Juntos, rumbo a la tristeza

Juntos, rumbo a la tristeza

Anna

28/09/2024

Llegaba tarde. Muy tarde. 

¿Cómo iba a soportar un viaje de 6 horas con una persona tan egocéntrica como para hacer esperar a un completo desconocido? ¿Qué se habría pensado? Yo no era su familia, no la amaba incondicionalmente, no tenía que aceptar sus defectos a cambio de sus virtudes. No, yo no era nadie. Era una persona que, por el simple y triste hecho de tener que ahorrar un poco en gasolina, llevaba 15 minutos perdiendo el tiempo. Hace mucho que no vienes, resonaba la voz de mi madre en mi cabeza. Y tenía razón, pero estar con un padre convertido en niño me ahogaba. Me quitaba la energía. Sabía que debía ir, aunque me costaba menos esfuerzo ponerme excusas del estilo «ahora tengo mucho trabajo, no es un buen momento«, que aguantar la culpa. Así, sin querer darme cuenta, lleno de remordimiento, había vuelto a pasar más de medio año.

25 minutos. ¿Cómo era posible? ¡Qué descarada! Me tenía allí al sol, con el calor que hacía. Llegaría de madrugada; mi madre estaría despierta, sufriendo innecesariamente, como si no tuviera ya suficiente la pobre. Mi padre, en cambio, no se daría ni cuenta. Estaría soñando en otros mundos, igual que cuando estaba despierto.
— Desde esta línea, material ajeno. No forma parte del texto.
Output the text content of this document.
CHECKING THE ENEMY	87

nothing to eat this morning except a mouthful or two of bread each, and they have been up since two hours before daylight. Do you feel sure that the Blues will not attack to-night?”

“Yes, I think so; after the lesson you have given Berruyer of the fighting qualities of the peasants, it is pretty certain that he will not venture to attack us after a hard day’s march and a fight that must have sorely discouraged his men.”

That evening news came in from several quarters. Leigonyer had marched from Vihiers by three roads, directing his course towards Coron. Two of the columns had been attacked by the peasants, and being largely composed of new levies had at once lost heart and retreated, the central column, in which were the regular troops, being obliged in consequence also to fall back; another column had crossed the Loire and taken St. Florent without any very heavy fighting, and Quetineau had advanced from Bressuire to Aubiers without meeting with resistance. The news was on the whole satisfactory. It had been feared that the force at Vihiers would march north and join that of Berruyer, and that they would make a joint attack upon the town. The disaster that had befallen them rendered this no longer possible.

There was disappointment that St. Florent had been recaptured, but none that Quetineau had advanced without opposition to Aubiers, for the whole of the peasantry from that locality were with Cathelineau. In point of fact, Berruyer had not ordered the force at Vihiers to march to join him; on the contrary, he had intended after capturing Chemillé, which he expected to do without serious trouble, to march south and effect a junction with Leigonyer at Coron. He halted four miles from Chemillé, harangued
Finalmente llegó. 33 minutos tarde. 

Sin sudar, sin prisa, sin pedir perdón.

Era alta; llevaba el pelo largo, rizado, cubriéndole la cara, las manos ocupadas con maletas y trastos, sandalias desgastadas y un vestido azul. Saludó con un «buenas tardes» y con un simple gesto me indicó que le abriera. Abrí el maletero, cerré la boca. Dentro aguardaba una retahíla de reproches e insultos acumulados durante todos esos minutos de espera, de desconsideración. Se sentó a mi lado. Se abrochó el cinturón con delicadeza. Se recogió el pelo. Lentamente, fue subiendo la mirada. Sus ojos vidriosos me atraparon. Pensé que te habrías ido. Su voz era suave, agradable, como gotas de lluvia en verano, deslizándose por mis mejillas, refrescante. En realidad lo estaba deseando. De esa manera habría tenido una excusa para no emprender este viaje. 
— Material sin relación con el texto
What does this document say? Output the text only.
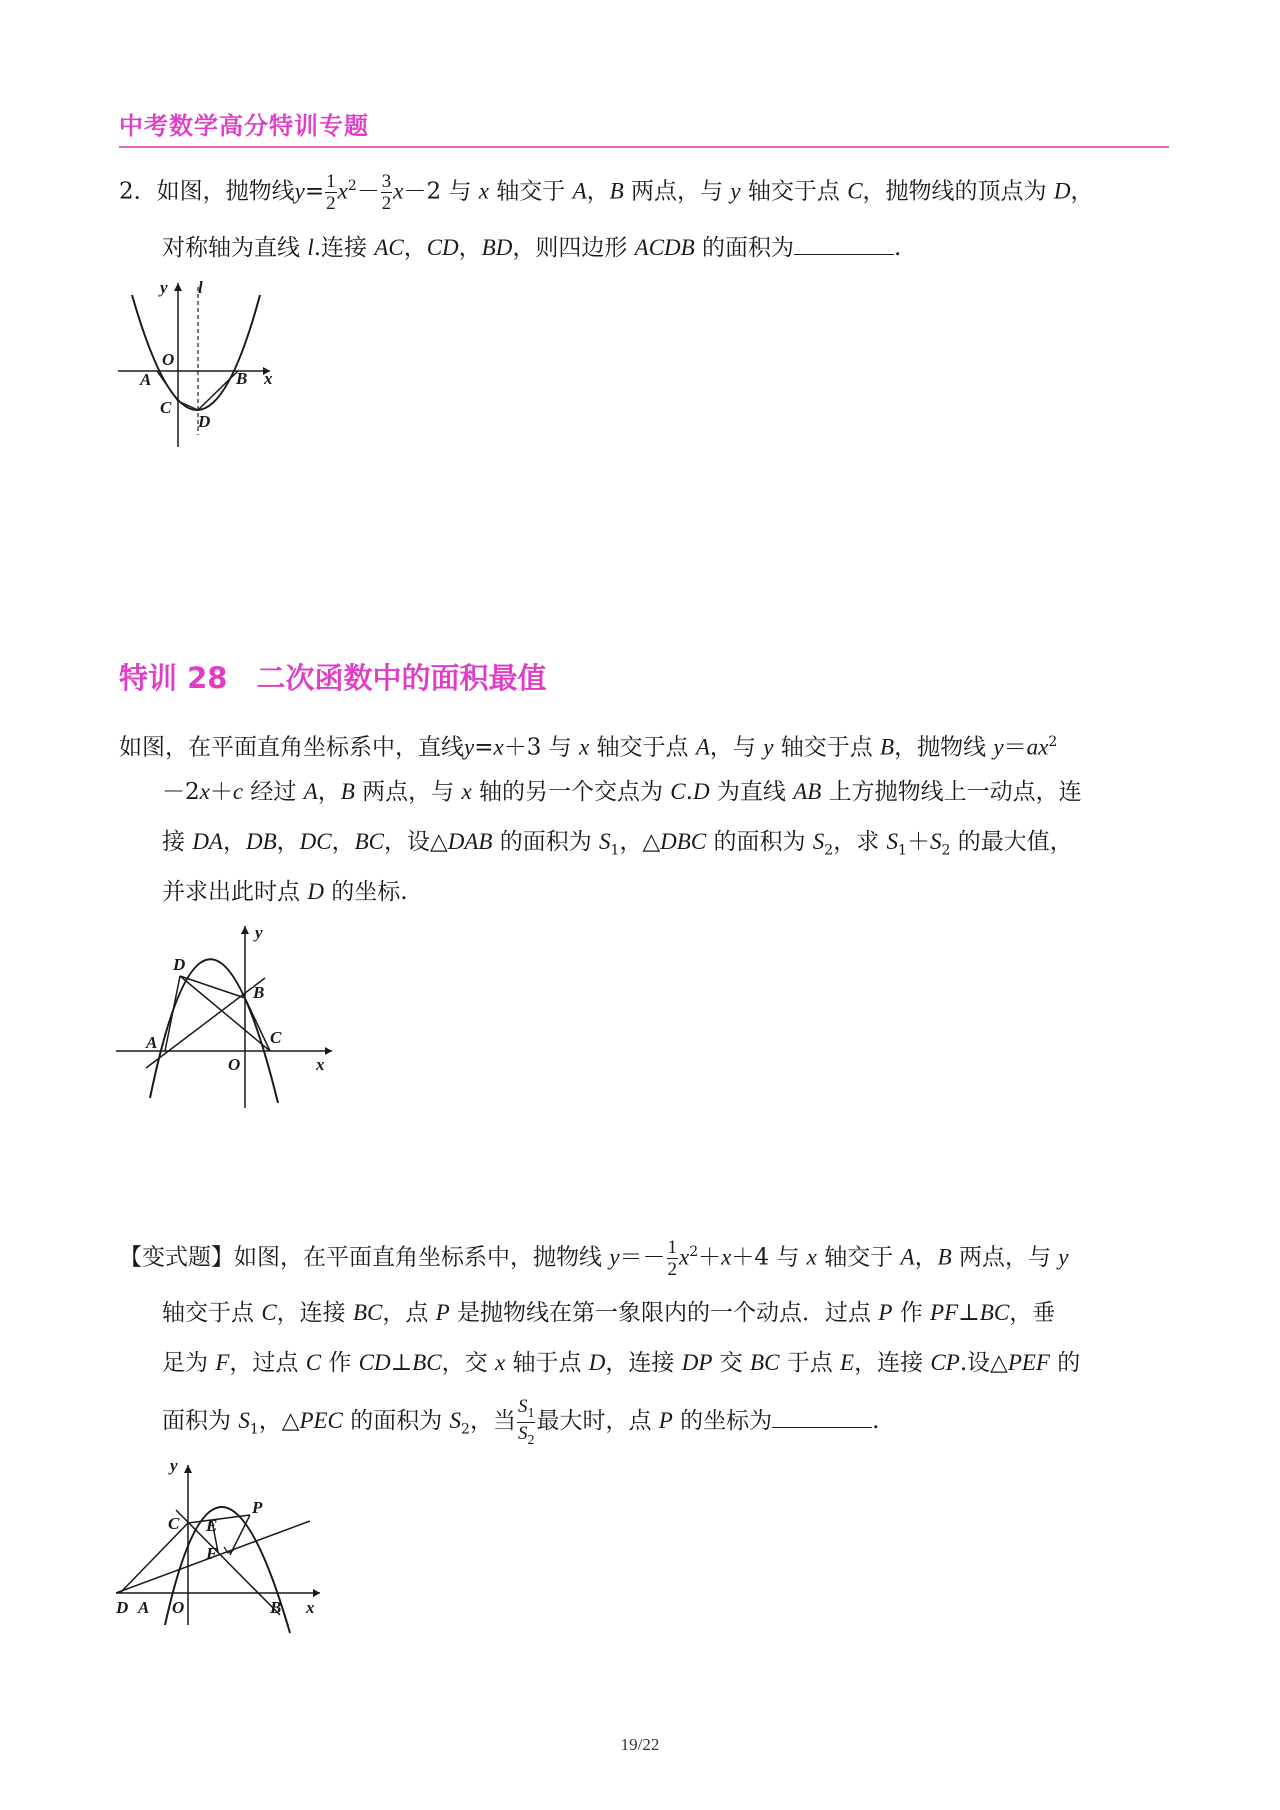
中考数学高分特训专题
2．如图，抛物线$y= \frac{1}{2} x^2- \frac{3}{2} x-2$ 与 x 轴交于 A，B 两点，与 y 轴交于点 C，抛物线的顶点为 D，
对称轴为直线 l.连接 AC，CD，BD，则四边形 ACDB 的面积为	.
y l
O
A	B x
C
D
特训 28　二次函数中的面积最值
如图，在平面直角坐标系中，直线y=x＋3 与 x 轴交于点 A，与 y 轴交于点 B，抛物线 $y=ax^2$
－2x＋c 经过 A，B 两点，与 x 轴的另一个交点为 C.D 为直线 AB 上方抛物线上一动点，连
接 DA，DB，DC，BC，设△DAB 的面积为 $S_1$，△DBC 的面积为 $S_2$，求 $S_1+S_2$ 的最大值，
并求出此时点 D 的坐标.
y
D
B
A	C
O	x
【变式题】如图，在平面直角坐标系中，抛物线 $y=- \frac{1}{2} x^2+x+4$ 与 x 轴交于 A，B 两点，与 y
轴交于点 C，连接 BC，点 P 是抛物线在第一象限内的一个动点．过点 P 作 PF⊥BC，垂
足为 F，过点 C 作 CD⊥BC，交 x 轴于点 D，连接 DP 交 BC 于点 E，连接 CP.设△PEF 的
面积为 $S_1$，△PEC 的面积为 $S_2$，当 $\frac{S_1}{S_2}$ 最大时，点 P 的坐标为	.
y
C E
P
F
D A O	B x
19/22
Así, sin más. Se calló y me sonrió.

Mi cuerpo reaccionó, sin preguntarme, sin mi permiso, devolviéndole la sonrisa, como un espejo. Se me erizó el pelo de la nuca y en ese instante supe que ya no deseaba nada más que eternizar aquellas horas que compartiríamos juntos, en un coche, rumbo a la tristeza.